Tools tend to fall into different categories based on what they were first and fundamentally designed to do. Often, if something excels at one domain, it is poorer in other domains. You need to step back and pick one:

  • End-to-End Suites. Take IBM’s Rational product line for instance, or a number of the Application Lifecycle Management (ALM) tools. Here the big difference is the scope of the software and component integration between the tools. These systems are principally designed to be end-to-end and you buy into the end-to-end concept rather than best-of-breed components. Inherently, this kind of design will have gaps. Some of these (like Rational) have requirements management (Reqpro/Doors) AND definition functionality (RRC), some are only requirements management tools. Some have the ability to manage conceptual and logical data models – others do not. Be careful.
  • Requirements Visualization Tools. These popular tools (like iRise or Microfocus’ TeamDefine) are mainly designed to allow stakeholders to interact with visual models of a system.
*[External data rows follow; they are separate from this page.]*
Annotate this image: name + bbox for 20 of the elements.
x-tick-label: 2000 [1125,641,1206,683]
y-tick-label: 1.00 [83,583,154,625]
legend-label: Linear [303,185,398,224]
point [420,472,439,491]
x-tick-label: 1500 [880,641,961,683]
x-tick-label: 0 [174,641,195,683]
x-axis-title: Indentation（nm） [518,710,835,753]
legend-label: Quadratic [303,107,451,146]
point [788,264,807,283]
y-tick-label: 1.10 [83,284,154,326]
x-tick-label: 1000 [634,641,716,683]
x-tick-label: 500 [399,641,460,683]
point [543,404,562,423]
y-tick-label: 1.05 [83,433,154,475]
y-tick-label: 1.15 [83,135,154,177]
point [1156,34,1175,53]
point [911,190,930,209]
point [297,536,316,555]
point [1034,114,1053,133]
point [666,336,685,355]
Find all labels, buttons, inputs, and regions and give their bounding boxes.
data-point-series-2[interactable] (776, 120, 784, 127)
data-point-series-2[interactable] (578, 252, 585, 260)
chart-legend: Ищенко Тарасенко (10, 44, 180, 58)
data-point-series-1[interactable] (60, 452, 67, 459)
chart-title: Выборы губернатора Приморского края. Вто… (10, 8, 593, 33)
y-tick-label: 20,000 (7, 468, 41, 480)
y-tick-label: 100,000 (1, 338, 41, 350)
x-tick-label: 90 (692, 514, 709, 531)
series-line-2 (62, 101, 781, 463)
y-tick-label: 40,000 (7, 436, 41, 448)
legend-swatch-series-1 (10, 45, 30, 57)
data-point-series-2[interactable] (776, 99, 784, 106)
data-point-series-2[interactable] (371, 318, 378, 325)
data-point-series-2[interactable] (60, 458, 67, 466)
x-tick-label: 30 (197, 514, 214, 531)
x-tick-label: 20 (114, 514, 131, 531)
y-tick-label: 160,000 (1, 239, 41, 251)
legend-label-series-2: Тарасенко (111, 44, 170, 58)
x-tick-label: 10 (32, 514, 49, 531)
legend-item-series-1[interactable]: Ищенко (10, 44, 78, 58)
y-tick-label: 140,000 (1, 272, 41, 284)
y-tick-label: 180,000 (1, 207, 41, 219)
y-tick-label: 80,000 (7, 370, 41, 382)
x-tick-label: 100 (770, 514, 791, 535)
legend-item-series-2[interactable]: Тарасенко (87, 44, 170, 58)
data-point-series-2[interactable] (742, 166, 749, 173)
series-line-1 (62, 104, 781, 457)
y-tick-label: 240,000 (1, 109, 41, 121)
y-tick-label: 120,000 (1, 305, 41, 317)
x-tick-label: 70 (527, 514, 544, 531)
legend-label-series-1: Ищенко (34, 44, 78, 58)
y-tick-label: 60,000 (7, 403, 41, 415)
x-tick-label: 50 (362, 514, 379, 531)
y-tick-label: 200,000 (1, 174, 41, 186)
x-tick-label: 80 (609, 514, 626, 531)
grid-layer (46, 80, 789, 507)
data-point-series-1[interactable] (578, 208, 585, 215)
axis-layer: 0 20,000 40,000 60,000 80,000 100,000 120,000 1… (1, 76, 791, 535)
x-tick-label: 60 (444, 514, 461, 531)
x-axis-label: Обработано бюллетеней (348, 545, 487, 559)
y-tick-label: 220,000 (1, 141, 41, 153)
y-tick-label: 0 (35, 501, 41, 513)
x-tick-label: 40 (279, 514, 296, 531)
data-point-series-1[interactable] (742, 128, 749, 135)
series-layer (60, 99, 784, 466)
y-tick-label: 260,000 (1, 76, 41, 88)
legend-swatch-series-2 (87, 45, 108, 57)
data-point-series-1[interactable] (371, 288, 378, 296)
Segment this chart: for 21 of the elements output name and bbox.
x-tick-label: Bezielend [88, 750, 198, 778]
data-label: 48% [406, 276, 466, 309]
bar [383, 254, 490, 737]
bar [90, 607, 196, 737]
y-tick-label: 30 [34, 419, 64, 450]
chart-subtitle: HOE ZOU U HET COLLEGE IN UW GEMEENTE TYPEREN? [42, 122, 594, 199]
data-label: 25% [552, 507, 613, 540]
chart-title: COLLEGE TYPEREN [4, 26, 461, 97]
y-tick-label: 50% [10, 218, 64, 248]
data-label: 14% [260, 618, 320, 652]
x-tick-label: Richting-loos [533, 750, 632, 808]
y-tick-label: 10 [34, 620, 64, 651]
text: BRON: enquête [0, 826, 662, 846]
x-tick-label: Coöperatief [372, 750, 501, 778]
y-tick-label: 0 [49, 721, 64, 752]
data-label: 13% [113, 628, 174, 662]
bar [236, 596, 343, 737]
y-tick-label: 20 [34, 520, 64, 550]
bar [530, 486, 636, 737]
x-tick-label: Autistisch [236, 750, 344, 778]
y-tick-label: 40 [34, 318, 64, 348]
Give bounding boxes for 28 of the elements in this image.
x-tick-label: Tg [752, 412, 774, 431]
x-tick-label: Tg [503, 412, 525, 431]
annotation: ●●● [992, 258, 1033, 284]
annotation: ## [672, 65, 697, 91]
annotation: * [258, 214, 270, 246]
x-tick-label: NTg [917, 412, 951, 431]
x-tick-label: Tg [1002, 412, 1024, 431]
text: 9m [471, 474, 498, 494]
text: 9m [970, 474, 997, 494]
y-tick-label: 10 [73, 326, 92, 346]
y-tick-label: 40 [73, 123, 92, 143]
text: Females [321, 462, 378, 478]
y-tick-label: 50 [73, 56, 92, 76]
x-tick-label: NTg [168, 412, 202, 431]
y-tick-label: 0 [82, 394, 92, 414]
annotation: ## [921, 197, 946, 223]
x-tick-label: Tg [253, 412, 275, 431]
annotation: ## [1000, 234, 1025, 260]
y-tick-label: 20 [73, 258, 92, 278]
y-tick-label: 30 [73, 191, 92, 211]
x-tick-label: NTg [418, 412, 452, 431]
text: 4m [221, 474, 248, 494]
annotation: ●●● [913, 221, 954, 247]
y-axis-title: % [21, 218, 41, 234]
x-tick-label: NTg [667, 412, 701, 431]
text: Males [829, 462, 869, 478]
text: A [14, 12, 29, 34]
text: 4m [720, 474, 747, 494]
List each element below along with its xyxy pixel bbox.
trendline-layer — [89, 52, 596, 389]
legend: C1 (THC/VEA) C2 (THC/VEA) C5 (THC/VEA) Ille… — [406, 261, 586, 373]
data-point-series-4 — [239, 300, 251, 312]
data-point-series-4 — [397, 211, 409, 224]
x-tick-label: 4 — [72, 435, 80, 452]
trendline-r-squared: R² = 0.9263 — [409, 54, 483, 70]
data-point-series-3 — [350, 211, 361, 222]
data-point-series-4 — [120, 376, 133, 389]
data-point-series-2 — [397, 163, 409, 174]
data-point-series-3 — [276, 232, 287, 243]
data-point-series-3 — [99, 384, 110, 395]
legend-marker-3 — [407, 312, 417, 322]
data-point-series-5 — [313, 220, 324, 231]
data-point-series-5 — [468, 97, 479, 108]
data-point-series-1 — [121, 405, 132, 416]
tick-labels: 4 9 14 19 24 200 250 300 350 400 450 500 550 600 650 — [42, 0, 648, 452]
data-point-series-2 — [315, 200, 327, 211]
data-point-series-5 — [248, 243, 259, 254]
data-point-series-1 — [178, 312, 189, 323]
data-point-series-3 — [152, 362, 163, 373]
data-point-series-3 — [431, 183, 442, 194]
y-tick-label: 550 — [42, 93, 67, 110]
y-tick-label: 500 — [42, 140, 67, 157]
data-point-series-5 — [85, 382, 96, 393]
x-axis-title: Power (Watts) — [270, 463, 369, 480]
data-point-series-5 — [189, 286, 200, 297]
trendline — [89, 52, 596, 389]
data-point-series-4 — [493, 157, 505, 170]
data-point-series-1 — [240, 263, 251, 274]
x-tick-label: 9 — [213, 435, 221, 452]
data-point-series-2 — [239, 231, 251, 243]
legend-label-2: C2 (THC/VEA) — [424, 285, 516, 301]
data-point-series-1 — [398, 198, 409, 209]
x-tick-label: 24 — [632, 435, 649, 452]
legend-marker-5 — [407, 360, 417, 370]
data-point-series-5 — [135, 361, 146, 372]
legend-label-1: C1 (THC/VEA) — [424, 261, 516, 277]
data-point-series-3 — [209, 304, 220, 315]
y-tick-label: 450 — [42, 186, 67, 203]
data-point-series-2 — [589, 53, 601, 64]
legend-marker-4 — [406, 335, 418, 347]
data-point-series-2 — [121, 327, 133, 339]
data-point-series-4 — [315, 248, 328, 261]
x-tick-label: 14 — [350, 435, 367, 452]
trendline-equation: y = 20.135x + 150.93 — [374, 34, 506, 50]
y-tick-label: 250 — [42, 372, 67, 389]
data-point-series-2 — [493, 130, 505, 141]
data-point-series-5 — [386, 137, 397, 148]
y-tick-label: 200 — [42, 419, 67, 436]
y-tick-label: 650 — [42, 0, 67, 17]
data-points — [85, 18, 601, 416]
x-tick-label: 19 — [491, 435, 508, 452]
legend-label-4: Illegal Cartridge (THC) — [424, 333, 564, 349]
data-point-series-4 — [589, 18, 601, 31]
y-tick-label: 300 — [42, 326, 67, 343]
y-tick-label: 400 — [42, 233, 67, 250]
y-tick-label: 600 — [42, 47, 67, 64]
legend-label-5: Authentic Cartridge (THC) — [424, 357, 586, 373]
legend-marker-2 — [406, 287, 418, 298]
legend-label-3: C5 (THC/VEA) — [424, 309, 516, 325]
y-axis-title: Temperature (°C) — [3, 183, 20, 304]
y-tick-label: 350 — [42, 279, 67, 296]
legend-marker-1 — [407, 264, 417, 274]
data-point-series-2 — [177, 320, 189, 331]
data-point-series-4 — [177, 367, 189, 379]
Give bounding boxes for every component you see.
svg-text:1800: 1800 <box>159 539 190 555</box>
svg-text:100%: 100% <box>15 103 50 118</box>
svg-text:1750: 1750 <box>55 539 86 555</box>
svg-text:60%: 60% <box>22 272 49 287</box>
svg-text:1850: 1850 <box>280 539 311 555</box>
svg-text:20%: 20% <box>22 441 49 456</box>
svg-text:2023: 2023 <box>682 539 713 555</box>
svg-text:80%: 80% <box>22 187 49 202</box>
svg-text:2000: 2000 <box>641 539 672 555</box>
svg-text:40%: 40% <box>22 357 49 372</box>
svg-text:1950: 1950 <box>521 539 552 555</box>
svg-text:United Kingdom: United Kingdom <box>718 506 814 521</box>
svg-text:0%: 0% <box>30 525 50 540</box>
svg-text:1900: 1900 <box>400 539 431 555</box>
I draw these into two broad categories: ‘Visualization’ tools allow stakeholders to visually experience the process flow of an application but they’d probably want an analyst walking them through the activity to talk about the specific rules and functionality. ‘Animation’ enables stakeholders to fully interact with the system interface, and by embedding data rules behind the system, the user can also experience error conditions and alternate scenarios by operating (or animating) the system. Both classes of visualization tools have numerous vendors selling quite capable tools. Other points of evaluation are the fidelity of the models you can create.
  • Requirements Modeling Tools.: There are tools like eDev’s InteGREAT (or Requirements Composer by IBM) that were principally designed for an analyst to model business requirements. Others, like RAVEN, are focused on a specific type of modeling (Use Cases) and are more ‘assistive‘ for analysts (where we’re using all meanings of ‘assist’ e.g., increase productivity, help the analyst learn, automate the production of something, and act to increase quality). The key differentiators between systems are the number of model types created, the model fidelity, number of domains of knowledge that can be created or managed – some only allow the modeling of process knowledge, others can model any number of dimensions of knowledge (Process, data, rules, issues, interdependencies/interfaces, training, etc) and the degree of knowledge transformation (given a text description will the system create graphical description and vice versa) or given a use case model and clear actors, can the system render a cross-functional swim lane diagram.
  • UML Modeling Tools. These deserve a special mention since the UML can be used to generate a rich model of a business process and identify/manage requirements. The upside to these tools is often the ability to forward and reverse engineer code or to model enterprise architecture. The downside is that you are locked to the UML and this modeling standard’s ability to resonate with business stakeholders that are not trained in the UML. The big differentiators here are very numerous since UML tools also get used across the entire application life cycle.

If you go beyond the above four areas there is also a whole series of tools from other domains like quality (HP’s Quality Center), Enterprise Architecture (Casewise), Business Process Management (IDS Scheer), process logic capture tools (StereoLOGIC), among others that are converging to better service the needs of business analysts.

The landscape is filled with productivity tools that are well designed to make analyst teams more productive. IAG has itself implemented or used most of the ones I’ve named here and we are resellers of more than six of them so I’ll not stand up and endorse one vision over another. The key is to recognize that there are choices – a huge number of them – and take the time to do the requirements analysis properly before selecting and implementing a system. As ironic as it sounds, it seems that lousy requirements definition is pervasive when looking at requirements definition and management tools. Use the purchase of a tool to figure out your analyst processes and to strengthen consistency. Don’t be the shoemaker’s child any longer.